Department of Medicine, Faculty of Medicine and Health Science, University Malaysia Sarawak, Kota Samarahan, Sarawak, Malaysia.
Department of Internal Medicine, Faculty of Medicine, University Technology MARA, Sungai Buloh, Selangor, Malaysia.
Sci Rep. 2024 Jul 16;14(1):16413. doi: 10.1038/s41598-024-67536-2.

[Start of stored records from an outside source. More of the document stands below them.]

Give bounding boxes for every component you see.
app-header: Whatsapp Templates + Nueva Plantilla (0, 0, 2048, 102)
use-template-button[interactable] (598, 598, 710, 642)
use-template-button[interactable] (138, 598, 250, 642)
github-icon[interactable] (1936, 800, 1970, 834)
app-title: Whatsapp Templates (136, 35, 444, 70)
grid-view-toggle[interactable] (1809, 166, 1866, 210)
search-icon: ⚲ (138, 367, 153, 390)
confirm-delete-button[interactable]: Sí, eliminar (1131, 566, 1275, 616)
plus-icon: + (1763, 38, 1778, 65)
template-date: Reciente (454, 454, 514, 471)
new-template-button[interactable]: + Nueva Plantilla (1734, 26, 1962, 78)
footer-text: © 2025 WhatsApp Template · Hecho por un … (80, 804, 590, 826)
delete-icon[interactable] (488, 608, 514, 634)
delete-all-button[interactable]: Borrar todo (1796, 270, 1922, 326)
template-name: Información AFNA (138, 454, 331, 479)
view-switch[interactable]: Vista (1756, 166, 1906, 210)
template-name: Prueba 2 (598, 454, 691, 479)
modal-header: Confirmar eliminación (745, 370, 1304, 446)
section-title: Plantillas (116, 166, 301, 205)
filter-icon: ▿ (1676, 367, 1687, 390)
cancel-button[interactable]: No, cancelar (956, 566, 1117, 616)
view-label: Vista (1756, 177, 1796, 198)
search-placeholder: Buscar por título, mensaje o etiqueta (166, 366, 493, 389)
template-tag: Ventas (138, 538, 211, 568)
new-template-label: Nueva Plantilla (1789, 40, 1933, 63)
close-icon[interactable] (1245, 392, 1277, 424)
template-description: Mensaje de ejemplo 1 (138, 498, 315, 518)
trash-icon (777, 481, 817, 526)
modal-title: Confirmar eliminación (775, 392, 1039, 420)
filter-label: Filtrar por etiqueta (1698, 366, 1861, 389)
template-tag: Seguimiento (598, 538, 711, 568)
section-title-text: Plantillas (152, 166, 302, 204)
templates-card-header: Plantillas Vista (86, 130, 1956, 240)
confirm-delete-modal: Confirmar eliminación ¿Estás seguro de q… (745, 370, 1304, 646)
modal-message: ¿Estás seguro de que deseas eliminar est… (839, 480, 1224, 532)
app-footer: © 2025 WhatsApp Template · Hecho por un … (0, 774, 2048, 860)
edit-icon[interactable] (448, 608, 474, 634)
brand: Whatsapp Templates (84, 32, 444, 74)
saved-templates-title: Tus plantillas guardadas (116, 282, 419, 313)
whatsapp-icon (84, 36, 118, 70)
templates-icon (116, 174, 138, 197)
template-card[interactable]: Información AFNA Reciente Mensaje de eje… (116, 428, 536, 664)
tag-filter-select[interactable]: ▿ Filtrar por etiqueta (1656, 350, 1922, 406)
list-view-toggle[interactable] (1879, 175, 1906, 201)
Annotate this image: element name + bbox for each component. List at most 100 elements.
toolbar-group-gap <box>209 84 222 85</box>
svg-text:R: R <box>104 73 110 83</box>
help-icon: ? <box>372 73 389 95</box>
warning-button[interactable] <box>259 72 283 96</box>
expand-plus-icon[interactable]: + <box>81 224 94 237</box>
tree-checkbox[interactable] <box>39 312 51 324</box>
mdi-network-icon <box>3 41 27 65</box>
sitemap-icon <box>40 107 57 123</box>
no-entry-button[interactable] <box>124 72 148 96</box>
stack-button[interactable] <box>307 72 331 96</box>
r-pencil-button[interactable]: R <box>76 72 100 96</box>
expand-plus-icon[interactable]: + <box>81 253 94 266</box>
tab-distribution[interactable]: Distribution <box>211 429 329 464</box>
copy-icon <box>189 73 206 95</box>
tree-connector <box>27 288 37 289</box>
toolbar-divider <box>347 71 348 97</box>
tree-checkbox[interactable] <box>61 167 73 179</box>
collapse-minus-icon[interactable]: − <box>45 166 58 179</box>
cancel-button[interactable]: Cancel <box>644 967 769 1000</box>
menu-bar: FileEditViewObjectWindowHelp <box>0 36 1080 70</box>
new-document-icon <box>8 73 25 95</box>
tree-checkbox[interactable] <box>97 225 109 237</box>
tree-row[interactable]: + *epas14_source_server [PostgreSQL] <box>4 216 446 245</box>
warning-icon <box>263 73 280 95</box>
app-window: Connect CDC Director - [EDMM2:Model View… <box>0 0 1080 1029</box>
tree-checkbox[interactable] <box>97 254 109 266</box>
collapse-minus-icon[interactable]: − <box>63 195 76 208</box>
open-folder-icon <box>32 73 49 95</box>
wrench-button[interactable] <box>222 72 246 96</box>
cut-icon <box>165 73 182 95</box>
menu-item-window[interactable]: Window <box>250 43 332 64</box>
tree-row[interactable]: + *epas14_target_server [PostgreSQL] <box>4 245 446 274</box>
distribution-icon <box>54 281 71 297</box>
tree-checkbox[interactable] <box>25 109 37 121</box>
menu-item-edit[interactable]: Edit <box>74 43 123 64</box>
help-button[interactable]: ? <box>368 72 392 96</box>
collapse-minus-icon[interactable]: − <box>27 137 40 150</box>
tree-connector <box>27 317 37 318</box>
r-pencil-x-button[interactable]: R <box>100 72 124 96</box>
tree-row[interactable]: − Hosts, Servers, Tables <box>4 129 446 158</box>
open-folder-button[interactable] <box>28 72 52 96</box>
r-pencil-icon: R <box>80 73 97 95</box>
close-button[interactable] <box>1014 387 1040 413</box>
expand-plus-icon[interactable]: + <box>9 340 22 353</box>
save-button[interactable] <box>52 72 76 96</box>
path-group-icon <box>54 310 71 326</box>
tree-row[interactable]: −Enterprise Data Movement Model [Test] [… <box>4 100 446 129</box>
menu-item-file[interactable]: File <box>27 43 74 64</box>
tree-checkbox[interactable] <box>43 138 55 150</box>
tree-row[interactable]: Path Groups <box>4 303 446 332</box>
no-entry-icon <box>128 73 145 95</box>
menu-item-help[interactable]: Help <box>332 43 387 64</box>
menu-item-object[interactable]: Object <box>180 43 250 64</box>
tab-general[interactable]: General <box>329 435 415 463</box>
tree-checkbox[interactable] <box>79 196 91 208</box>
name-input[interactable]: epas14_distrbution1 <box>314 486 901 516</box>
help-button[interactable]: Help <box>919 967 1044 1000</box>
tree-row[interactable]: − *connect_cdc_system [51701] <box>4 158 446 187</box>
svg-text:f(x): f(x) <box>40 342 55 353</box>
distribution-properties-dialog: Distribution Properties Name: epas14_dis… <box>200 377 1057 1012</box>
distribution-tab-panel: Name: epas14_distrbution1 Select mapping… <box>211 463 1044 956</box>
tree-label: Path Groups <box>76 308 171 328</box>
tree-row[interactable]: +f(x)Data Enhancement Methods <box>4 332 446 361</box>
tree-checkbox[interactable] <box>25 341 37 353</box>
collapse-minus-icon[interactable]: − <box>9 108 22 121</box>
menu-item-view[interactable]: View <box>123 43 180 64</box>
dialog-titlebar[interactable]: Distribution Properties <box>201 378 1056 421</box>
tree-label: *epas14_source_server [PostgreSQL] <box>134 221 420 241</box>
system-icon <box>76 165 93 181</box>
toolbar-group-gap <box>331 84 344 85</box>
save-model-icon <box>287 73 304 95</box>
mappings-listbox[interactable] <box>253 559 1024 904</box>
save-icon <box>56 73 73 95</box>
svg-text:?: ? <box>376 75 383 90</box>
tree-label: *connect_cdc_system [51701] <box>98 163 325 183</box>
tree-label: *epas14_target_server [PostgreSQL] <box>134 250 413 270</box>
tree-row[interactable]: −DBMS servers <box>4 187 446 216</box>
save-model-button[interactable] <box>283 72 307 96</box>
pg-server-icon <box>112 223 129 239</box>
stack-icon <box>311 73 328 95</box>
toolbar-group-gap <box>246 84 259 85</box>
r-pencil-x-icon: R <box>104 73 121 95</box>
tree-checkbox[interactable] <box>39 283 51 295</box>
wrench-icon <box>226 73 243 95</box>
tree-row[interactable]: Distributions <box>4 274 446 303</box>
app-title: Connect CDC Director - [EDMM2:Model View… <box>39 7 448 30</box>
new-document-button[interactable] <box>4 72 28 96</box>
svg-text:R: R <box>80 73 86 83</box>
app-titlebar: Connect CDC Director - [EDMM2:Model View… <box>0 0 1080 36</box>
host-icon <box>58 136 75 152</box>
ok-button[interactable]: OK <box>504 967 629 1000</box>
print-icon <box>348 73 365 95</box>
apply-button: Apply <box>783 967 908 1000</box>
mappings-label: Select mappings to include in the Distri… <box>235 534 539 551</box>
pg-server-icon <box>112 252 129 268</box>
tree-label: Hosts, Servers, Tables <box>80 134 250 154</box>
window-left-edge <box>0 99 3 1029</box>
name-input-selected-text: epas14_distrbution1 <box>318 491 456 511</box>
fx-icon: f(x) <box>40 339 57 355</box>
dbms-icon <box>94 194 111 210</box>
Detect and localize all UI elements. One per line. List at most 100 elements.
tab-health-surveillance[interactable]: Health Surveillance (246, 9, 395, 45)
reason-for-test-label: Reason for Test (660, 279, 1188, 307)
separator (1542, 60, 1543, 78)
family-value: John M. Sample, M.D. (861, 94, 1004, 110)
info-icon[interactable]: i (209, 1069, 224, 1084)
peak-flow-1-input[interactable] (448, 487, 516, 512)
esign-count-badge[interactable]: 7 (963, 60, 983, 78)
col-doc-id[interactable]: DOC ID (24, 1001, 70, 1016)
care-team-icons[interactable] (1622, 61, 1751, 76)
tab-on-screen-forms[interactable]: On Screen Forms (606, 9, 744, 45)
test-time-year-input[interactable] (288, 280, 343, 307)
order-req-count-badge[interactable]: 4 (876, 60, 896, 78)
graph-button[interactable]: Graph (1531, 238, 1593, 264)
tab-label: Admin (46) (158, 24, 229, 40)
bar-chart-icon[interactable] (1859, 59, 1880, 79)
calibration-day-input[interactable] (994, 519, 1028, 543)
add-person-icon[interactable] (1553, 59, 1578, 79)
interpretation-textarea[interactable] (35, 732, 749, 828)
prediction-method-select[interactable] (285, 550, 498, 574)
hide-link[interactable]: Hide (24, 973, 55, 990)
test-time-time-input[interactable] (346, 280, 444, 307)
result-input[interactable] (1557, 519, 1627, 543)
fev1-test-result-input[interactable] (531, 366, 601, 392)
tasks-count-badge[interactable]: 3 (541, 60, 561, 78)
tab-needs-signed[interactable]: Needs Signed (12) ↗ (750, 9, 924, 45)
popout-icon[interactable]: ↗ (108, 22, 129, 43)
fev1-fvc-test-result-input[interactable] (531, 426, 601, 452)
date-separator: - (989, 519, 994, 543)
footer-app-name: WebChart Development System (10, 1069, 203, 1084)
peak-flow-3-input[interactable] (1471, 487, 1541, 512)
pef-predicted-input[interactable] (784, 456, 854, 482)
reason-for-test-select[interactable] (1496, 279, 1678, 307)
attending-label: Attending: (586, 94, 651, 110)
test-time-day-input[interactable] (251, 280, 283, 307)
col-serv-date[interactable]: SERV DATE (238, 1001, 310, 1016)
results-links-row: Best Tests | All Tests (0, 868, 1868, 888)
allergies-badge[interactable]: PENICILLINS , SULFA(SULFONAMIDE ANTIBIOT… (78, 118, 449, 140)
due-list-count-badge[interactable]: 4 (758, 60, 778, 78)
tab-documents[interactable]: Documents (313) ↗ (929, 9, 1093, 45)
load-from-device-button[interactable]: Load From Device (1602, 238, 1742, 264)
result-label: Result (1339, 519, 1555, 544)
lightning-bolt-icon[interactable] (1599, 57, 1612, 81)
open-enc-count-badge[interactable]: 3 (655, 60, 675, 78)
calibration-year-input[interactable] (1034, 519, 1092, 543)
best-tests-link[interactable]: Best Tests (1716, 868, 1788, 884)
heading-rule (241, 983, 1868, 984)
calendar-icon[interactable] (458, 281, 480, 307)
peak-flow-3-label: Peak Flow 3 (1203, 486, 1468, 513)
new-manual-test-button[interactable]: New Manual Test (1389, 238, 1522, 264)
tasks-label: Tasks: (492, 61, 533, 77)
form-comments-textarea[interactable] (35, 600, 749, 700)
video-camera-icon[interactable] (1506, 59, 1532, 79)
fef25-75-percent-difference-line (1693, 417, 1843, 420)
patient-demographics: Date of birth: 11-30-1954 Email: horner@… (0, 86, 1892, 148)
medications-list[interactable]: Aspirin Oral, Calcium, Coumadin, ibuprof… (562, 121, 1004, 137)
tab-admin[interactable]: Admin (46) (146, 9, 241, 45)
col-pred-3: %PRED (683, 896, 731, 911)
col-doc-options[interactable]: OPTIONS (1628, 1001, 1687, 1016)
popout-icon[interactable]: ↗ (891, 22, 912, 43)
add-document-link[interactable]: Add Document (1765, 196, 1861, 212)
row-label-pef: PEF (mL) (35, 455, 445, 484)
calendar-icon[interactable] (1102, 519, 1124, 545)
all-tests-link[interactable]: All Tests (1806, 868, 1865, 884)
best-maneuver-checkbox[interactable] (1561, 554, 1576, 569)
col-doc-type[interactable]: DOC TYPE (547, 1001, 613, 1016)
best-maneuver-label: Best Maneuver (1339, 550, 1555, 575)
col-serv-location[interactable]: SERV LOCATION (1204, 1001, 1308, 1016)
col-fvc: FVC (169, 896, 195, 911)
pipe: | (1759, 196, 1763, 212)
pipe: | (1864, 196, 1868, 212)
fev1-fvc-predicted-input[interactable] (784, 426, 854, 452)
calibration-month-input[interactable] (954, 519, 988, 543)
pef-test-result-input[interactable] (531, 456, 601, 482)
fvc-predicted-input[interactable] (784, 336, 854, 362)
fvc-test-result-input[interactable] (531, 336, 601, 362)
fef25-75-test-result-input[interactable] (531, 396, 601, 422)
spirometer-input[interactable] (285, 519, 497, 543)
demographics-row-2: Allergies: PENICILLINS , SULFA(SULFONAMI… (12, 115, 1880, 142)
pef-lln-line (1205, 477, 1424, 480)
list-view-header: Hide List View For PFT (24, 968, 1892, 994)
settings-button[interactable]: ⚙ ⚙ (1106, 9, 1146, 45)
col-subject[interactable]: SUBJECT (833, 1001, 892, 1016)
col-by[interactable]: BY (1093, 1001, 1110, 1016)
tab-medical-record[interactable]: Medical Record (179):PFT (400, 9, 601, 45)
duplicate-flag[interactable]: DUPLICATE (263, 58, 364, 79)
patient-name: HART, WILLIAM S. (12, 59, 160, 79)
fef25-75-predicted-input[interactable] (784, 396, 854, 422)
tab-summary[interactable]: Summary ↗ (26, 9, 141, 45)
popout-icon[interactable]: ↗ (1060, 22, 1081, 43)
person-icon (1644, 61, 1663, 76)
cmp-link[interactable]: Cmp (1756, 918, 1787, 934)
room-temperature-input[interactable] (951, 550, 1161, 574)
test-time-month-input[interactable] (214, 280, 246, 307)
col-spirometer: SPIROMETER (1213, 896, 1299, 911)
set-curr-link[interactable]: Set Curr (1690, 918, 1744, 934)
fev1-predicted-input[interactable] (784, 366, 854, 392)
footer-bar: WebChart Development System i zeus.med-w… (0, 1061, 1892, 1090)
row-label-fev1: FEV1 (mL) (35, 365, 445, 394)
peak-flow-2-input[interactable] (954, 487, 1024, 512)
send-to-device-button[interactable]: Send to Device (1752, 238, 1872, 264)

Understanding the prevalence of abnormal lung function and its associated factors among patients recovering from COVID-19 is crucial for enhancing post-COVID care strategies. This study primarily aimed to determine the prevalence and types of spirometry abnormalities among post-COVID-19 patients in Malaysia, with a secondary objective of identifying its associated factors. Conducted at the COVID-19 Research Clinic, Faculty of Medicine, University Technology MARA, from March 2021 to December 2022, this study included patients at least three months post-discharge from hospitals following moderate-to-critical COVID-19. Of 408 patients studied, abnormal spirometry was found in 46.8%, with 28.4% exhibiting a restrictive pattern, 17.4% showing preserved ratio impaired spirometry (PRISm), and 1.0% displaying an obstructive pattern. Factors independently associated with abnormal spirometry included consolidation on chest X-ray (OR 8.1, 95% CI 1.75-37.42, p = 0.008), underlying cardiovascular disease (OR 3.5, 95% CI 1.19-10.47, p = 0.023), ground-glass opacity on chest X-ray (OR 2.6, 95% CI 1.52-4.30, p < 0.001), and oxygen desaturation during the 6-min walk test (OR 1.9, 95% CI 1.20-3.06, p = 0.007). This study highlights that patients recovering from moderate-to-critical COVID-19 often exhibit abnormal spirometry, notably a restrictive pattern and PRISm. Routine spirometry screening for high-risk patients is recommended.
了解 COVID-19 康复患者的肺功能异常流行情况及其相关因素对于增强 COVID-19 后护理策略至关重要。本研究主要旨在确定马来西亚 COVID-19 后患者的肺量计异常流行率和类型,次要目标是确定其相关因素。该研究于 2021 年 3 月至 2022 年 12 月在马来西亚大学技术医学学院 COVID-19 研究诊所进行,纳入至少在中度至重度 COVID-19 住院治疗后三个月出院的患者。在 408 名研究患者中,发现肺量计异常的占 46.8%,其中 28.4%表现为限制性模式,17.4%表现为比值保留性受损的肺量计异常(PRISm),1.0%表现为阻塞性模式。与肺量计异常独立相关的因素包括胸部 X 射线上的实变(OR 8.1,95%CI 1.75-37.42,p=0.008)、心血管疾病(OR 3.5,95%CI 1.19-10.47,p=0.023)、胸部 X 射线上的磨玻璃影(OR 2.6,95%CI 1.52-4.30,p<0.001)和 6 分钟步行试验期间的血氧饱和度下降(OR 1.9,95%CI 1.20-3.06,p=0.007)。本研究表明,从中度至重度 COVID-19 中康复的患者常表现出肺量计异常,主要为限制性模式和 PRISm。建议对高危患者进行常规肺量计筛查。